Lewis made the announcement on the House of Representatives floor that a brain tumor found in December was forcing his resignation, effective this Friday.
“The mass in my head turned out to be a glioblastoma, high grade level IV, which is a cancerous brain tumor that grows exponentially,” he said in his statement to fellow lawmakers, his wife Susan by his side. “But that is OK. I know this tumor cannot defeat my God nor His plan of salvation for me and you.”
But, he was not in the office Monday afternoon as he had to rush back to Great Bend for radiation treatment.
Lewis serves the 113th House District, which takes in all of Pratt and Stafford counties, and parts of Barton, Pawnee and Rice counties. He first entered the Legislature in the 2015 session and was reelected this past November for another term that would have ended in 2021.
He was on the Local Government, Agriculture and Natural Resources Budget and Agriculture committees.
Lewis said he continues to undergo chemotherapy and radiation treatment following several surgeries.
“The afternoon of Christmas Eve, Susan, myself and our golden retriever, Zoee, departed for Kansas City to spend Christmas with our son,” Lewis said. “Christmas morning, I took Zoee downstairs for her morning walk. After returning upstairs, I began having problems with my vision, became light-headed and unstable on my feet.”
He told his wife what was going on and was headed downstairs while he could still get there on his own. “Susan came down and I told her I didn’t know what was happening but I thought we should go to a medical facility. Susan called our son (Joshua).”

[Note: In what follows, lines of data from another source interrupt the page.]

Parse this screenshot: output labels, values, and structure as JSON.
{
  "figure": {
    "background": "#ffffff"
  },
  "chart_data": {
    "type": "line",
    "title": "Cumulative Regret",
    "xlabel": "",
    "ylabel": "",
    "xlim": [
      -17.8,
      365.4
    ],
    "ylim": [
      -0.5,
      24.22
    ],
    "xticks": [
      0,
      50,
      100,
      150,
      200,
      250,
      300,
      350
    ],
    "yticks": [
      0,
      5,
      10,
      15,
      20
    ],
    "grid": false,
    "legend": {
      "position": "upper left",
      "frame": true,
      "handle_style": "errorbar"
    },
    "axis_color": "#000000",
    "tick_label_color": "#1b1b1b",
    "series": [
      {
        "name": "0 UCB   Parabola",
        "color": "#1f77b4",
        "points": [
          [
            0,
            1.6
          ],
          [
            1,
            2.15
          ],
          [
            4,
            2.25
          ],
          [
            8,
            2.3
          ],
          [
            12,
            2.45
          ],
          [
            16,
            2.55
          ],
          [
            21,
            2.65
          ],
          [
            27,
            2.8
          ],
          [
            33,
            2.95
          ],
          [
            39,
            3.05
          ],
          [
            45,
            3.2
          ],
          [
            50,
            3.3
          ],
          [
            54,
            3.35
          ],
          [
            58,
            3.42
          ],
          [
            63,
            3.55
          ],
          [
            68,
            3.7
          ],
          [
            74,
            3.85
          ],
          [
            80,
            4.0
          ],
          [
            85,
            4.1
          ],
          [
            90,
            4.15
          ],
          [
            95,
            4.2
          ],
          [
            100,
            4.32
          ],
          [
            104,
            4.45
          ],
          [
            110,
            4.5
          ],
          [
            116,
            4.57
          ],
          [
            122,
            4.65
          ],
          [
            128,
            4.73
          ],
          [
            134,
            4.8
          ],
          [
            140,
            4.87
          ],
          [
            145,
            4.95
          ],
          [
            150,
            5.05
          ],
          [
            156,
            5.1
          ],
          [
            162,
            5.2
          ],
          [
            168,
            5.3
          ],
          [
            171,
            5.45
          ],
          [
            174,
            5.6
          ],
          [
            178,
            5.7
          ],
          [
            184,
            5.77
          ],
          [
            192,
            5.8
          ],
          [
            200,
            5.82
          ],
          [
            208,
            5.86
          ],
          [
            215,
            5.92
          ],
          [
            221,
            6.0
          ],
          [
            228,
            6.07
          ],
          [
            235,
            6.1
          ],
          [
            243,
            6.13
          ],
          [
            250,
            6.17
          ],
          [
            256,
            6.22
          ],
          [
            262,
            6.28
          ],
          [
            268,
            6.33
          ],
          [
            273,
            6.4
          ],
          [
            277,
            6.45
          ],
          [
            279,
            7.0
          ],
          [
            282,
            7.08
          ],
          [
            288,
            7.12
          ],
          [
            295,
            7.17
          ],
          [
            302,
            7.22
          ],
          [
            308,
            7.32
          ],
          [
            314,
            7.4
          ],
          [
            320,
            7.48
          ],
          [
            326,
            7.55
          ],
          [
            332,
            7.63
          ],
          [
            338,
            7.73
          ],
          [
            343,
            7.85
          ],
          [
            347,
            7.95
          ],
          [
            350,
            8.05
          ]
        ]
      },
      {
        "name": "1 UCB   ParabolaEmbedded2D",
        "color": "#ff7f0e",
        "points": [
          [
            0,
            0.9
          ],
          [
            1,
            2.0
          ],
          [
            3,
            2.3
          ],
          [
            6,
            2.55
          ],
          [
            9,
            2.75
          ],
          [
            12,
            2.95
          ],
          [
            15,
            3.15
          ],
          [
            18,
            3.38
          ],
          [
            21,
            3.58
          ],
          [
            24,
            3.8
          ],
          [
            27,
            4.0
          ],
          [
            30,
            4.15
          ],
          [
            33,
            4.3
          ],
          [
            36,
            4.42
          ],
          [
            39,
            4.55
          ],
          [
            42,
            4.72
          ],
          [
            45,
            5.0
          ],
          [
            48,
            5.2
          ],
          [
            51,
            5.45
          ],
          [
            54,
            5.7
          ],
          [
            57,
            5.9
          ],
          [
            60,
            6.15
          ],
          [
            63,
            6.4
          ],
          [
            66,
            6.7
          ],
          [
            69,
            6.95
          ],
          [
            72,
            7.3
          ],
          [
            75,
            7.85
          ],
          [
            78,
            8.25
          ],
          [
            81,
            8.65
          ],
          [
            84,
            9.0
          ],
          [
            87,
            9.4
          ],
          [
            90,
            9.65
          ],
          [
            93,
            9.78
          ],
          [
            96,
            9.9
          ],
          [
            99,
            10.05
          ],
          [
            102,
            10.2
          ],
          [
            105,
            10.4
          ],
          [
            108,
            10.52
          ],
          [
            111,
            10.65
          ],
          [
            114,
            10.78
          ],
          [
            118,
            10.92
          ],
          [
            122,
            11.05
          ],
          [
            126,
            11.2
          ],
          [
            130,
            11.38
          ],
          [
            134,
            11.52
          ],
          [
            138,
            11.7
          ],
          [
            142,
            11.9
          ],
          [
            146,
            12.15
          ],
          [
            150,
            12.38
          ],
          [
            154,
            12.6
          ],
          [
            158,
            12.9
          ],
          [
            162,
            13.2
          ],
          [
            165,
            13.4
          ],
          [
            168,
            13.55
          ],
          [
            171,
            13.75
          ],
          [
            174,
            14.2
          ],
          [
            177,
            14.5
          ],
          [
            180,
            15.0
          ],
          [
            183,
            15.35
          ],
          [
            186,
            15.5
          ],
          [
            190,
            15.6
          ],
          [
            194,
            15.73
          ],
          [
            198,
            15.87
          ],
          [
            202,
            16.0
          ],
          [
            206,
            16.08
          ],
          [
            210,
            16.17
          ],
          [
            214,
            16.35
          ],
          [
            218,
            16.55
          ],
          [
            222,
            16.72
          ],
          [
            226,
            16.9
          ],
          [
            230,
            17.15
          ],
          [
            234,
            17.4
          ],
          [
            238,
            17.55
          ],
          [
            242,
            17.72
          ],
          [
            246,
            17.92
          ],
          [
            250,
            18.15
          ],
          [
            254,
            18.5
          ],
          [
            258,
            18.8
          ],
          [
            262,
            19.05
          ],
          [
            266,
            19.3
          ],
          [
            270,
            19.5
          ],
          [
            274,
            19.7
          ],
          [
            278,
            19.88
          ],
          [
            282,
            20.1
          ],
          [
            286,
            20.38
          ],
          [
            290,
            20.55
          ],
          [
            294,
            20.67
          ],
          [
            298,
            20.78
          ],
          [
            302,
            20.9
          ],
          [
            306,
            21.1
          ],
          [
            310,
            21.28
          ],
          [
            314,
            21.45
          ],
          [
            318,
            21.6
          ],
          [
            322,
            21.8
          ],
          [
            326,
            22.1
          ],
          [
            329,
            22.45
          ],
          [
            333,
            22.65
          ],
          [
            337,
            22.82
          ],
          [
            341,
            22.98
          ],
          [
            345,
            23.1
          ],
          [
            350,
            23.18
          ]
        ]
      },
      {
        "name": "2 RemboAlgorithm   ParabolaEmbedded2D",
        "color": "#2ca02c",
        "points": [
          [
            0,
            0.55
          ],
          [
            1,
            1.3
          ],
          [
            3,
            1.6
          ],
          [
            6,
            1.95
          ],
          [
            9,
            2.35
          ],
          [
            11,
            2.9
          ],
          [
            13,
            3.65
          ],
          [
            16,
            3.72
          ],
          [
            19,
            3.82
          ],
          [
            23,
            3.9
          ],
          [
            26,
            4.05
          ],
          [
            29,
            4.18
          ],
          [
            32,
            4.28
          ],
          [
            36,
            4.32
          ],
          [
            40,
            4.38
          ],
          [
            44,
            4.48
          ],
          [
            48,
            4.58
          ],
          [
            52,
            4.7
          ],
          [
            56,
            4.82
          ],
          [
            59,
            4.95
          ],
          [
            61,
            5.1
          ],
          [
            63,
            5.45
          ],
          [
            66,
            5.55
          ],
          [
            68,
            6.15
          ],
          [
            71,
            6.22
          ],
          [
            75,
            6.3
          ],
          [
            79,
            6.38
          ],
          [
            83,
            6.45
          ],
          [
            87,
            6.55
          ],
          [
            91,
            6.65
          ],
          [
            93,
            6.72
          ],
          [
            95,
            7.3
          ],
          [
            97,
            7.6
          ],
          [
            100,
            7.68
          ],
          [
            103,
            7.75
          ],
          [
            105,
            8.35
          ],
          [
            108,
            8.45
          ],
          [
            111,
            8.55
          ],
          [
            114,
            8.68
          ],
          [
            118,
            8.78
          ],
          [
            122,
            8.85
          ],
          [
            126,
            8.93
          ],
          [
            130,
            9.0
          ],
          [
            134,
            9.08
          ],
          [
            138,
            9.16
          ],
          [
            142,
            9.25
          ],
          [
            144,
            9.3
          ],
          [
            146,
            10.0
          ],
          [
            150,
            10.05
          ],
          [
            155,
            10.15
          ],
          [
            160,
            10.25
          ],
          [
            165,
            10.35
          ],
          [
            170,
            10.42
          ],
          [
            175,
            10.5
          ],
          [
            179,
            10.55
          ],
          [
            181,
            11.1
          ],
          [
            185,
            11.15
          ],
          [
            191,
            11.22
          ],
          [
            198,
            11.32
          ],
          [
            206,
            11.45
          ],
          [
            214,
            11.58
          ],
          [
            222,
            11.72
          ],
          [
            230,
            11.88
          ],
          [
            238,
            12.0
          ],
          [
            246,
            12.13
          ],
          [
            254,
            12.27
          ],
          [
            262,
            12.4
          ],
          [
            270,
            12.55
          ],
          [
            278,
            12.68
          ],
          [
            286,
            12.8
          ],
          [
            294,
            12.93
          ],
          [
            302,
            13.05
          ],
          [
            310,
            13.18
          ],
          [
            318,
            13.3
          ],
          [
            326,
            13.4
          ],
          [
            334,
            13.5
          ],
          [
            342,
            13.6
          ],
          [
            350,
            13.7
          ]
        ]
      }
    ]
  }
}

The three went to the closest hospital. “It was a good thing that we ended up at that medical facility which turned out to be a trauma center for strokes, which also means they have a good neurological team.”
They thought he was having a stroke but after an MRI it showed he had a mass on the right side of his brain.
“It wasn’t long ago in this House that we passed a Telemedicine Bill that became law,” Lewis said. “Many of you were here at that time. We thought we had accomplished a great thing for rural health care when in fact we had greatly benefited both rural and urban health care. Christmas Day as I sat in the middle of Kansas City at a major medical facility, thanks to Telemedicine I found myself speaking to a doctor in Denver, Colo. From time to time we do get some things right in the Statehouse.”
According to the Kansas Secretary of State’s Office, the procedure to fill a legislative seat vacated by a resignation is laid out in statute KSA 25-3902. In a nutshell, once the resignation letter is received, it is forward to the county in the district with the highest number of registered voters, in this case Pratt County.
At that point, there is a 21-day deadline to convene a convention of the county’s precinct committee members from the party of the resigning lawmaker (Lewis is a Republican). But, the announcement of this convention must be made within 10 days.
Applications are taken and the name of the applicant who receives the most votes at the convention is forwarded to the governor within 24 hours. Unless there is an objection from the governor within seven days, the appointment is final and the new person fills the balance of the term.
The clock on all this starts ticking on Friday when Lewis’ resignation is final.